= Autoacceleration =

Runaway polymerization reaction

Course of a redox-initiated methyl methacrylate substance polymerization with clearly visible Trommsdorff-Norrish-effect / autoacceleration

In polymer chemistry, autoacceleration (gel effect) is a dangerous reaction behavior that can occur in free-radical polymerization systems. It is due to the localized increases in viscosity of the polymerizing system that slow termination reactions. The removal of reaction obstacles therefore causes a rapid increase in the overall rate of reaction, leading to possible reaction runaway and altering the characteristics of the polymers produced. It is also known as the Trommsdorff–Norrish effect after German chemist Ernst Trommsdorff and British chemist Ronald G.W. Norrish.

==Background==
Autoacceleration of the overall rate of a free-radical polymerization system has been noted in many bulk polymerization systems. The polymerization of methyl methacrylate, for example, deviates strongly from classical mechanism behavior around 20% conversion; in this region the conversion and molecular mass of the polymer produced increases rapidly. This increase of polymerization is usually accompanied by a large rise in temperature if heat dissipation is not adequate. Without proper precautions, autoacceleration of polymerization systems could cause metallurgic failure of the reaction vessel or, worse, explosion.

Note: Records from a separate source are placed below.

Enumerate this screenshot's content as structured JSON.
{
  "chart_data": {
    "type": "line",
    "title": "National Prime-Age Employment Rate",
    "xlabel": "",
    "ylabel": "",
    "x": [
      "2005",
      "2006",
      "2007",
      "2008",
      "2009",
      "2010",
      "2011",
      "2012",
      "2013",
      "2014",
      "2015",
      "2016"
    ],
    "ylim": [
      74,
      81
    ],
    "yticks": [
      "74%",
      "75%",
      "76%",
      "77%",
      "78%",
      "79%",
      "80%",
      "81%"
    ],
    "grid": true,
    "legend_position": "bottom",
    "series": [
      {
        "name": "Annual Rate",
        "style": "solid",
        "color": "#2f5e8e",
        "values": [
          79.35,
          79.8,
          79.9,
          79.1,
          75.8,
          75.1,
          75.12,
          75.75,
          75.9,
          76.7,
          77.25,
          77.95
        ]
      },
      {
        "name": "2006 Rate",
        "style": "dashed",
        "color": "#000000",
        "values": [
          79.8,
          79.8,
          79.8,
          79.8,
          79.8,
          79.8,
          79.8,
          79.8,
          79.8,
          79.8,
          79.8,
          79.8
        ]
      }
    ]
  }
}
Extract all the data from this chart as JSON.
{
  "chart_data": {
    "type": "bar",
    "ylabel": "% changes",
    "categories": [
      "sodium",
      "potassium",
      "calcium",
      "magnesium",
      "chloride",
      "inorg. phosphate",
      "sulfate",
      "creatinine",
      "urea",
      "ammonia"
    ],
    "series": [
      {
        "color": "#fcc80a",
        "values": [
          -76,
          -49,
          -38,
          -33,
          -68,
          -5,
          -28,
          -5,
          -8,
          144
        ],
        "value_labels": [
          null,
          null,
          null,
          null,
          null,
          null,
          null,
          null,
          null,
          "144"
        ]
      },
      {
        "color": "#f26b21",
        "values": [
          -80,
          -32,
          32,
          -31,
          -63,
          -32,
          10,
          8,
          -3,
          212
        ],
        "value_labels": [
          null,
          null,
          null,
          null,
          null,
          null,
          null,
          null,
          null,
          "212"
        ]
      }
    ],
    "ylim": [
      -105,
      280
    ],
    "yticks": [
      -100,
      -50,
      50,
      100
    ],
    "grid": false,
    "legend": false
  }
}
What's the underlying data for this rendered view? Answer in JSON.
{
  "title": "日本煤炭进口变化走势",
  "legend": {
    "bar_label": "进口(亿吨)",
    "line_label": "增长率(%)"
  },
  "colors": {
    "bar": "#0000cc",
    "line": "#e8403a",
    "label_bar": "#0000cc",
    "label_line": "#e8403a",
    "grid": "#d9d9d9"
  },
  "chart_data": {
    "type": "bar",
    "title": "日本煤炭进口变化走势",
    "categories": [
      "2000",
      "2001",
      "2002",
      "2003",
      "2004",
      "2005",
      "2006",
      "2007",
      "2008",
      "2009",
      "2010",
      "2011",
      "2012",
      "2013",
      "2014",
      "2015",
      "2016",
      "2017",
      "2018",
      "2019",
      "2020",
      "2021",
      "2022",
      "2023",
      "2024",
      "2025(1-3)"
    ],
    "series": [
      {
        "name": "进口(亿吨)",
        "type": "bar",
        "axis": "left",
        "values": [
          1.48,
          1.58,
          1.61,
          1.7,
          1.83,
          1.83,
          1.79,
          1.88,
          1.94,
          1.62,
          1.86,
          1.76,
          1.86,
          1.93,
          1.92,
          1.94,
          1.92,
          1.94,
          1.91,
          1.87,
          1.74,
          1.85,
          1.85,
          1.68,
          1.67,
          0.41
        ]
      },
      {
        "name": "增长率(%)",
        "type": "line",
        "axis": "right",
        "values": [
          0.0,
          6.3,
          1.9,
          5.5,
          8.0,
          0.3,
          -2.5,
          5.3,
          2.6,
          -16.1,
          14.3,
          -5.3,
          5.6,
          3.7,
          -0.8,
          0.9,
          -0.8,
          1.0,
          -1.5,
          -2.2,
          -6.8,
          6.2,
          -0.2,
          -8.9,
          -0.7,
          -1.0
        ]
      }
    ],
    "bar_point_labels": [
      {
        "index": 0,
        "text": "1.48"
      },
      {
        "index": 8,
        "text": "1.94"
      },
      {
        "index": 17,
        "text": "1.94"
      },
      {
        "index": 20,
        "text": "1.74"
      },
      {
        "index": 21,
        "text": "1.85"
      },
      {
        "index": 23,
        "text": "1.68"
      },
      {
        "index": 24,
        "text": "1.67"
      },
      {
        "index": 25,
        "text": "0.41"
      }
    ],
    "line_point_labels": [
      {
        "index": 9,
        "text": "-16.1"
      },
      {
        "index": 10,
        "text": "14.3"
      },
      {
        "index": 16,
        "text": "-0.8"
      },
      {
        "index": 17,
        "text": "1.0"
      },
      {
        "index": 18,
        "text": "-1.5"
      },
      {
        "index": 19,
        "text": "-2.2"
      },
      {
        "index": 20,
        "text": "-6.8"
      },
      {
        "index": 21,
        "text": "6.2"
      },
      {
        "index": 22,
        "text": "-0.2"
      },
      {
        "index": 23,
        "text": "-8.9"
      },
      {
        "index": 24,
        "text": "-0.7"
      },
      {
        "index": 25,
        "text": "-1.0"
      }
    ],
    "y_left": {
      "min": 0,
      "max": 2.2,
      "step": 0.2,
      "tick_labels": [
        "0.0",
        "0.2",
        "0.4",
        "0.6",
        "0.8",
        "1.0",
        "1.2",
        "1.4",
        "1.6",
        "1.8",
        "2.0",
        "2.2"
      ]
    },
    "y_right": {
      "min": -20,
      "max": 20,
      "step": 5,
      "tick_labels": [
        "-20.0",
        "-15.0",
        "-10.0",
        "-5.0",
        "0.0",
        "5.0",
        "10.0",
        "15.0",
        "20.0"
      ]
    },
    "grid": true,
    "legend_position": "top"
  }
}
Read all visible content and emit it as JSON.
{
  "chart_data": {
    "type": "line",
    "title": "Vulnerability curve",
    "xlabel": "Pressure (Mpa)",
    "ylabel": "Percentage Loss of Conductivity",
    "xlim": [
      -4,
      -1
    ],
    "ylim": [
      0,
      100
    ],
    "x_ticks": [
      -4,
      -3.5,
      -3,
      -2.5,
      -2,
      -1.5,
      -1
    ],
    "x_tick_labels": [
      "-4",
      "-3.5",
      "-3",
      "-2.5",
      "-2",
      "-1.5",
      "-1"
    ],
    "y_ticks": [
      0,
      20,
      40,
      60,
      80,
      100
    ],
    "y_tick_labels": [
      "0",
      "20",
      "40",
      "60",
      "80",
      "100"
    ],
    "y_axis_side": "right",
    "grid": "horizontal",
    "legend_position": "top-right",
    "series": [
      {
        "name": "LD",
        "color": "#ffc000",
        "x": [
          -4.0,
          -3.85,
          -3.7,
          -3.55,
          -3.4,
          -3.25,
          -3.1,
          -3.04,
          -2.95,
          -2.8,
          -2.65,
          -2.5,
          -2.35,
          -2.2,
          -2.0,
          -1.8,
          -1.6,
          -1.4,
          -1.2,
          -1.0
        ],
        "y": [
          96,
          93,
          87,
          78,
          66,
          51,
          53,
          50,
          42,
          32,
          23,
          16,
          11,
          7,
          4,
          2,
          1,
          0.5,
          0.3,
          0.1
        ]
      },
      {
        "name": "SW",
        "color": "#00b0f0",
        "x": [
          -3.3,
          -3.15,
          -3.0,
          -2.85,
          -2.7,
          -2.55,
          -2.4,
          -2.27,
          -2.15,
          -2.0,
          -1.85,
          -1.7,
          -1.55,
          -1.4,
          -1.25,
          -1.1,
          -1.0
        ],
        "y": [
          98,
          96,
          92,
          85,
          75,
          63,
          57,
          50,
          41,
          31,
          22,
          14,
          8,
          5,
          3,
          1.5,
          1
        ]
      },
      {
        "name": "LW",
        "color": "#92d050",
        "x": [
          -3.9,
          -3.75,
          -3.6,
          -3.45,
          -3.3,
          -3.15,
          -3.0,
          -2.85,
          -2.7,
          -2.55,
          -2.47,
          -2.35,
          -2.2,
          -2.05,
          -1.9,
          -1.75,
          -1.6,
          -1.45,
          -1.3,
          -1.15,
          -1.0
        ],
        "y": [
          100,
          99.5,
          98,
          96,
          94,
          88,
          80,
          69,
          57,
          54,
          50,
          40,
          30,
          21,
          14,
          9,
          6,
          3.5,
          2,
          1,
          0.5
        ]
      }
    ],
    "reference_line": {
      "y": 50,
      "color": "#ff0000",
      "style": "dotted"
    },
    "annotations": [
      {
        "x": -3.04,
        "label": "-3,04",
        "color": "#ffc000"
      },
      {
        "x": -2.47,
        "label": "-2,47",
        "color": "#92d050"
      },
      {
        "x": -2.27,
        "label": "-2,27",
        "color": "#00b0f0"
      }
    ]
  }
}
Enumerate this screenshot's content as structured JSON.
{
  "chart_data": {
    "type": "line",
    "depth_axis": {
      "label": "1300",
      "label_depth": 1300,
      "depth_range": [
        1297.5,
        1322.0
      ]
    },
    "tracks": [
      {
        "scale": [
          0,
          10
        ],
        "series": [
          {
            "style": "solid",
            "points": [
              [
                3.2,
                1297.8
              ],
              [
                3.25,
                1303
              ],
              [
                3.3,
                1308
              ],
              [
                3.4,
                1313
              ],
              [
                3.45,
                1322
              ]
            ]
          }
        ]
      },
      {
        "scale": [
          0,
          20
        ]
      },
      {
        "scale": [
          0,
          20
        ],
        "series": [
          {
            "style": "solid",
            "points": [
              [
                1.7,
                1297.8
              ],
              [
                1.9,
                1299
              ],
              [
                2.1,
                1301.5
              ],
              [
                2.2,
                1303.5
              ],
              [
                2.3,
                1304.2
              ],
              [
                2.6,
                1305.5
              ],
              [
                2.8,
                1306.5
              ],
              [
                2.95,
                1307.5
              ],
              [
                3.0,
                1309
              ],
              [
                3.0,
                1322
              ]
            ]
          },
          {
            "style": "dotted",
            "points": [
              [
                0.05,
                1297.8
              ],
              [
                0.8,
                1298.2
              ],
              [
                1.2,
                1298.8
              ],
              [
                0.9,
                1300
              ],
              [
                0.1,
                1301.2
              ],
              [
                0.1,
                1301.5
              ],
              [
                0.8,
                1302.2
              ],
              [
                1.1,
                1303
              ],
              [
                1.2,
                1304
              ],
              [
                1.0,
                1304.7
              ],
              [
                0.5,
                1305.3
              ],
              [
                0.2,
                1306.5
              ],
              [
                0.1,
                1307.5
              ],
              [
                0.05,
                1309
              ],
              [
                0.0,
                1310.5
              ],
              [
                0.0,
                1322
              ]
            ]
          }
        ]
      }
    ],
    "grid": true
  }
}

To avoid the occurrence of thermal runaway due to autoacceleration, suspension polymerization techniques are employed to make polymers such as polystyrene. The droplets dispersed in the water are small reaction vessels, but the heat capacity of the water lowers the temperature rise, thus moderating the reaction.

==Causes==
Norrish and Smith, Trommsdorff, and later, Schultz and Harborth, concluded that autoacceleration must be caused by a totally different polymerization mechanism. They rationalized through experiment that a decrease in the termination rate was the basis of the phenomenon. This decrease in termination rate, k_{t}, is caused by the raised viscosity of the polymerization region when the concentration of previously formed polymer molecules increases. Before autoacceleration, chain termination by combination of two free-radical chains is a very rapid reaction that occurs at very high frequency (about one in 10^{4} collisions). However, when the growing polymer molecules – with active free-radical ends – are surrounded in the highly viscous mixture consisting of a growing concentration of "dead" polymer, the rate of termination becomes limited by diffusion. The Brownian motion of the larger molecules in the polymer "soup" is restricted, therefore limiting the frequency of their effective (termination) collisions.

==Results==

With termination collisions restricted, the concentration of active polymerizing chains and simultaneously the consumption of monomer rises rapidly. Assuming abundant unreacted monomer, viscosity changes affect the macromolecules but do not prove high enough to prevent smaller molecules – such as the monomer – from moving relatively freely. Therefore, the propagation reaction of the free-radical polymerization process is relatively insensitive to changes in viscosity. This also implies that at the onset of autoacceleration the overall rate of reaction increases relative to the rate of un-autoaccelerated reaction given by the overall rate of reaction equation for free-radical polymerization:

$$R_p = k_p \cdot \ce{[M]} \sqrt{ \frac{f \cdot k_d \cdot \ce{[I]} }{k_t} }$$

where
R_{p} is the rate of polymerization
[M] is the concentration of monomer
[I] is the concentration of initiator
k_{d} is the dissociation constant
k_{p} is the rate constant for propagation
k_{t} is the rate constant for chain transfer
f is the fraction of initiators which initiate chain growth

Approximately, as the termination decreases by a factor of 4, the overall rate of reaction will double. The decrease of termination reactions also allows radical chains to add monomer for longer time periods, raising the mass-average molecular mass dramatically. However, the number-average molecular mass only increases slightly, leading to broadening of the molecular mass distribution (high dispersity, very polydispersed product).

==Bibliography==
- Dvornic, Petar R., and Jacovic S. Milhailo. "The Viscosity Effect on Autoacceleration of the Rate of Free Radical Polymerization". Wiley InterScience. 6 December 2007.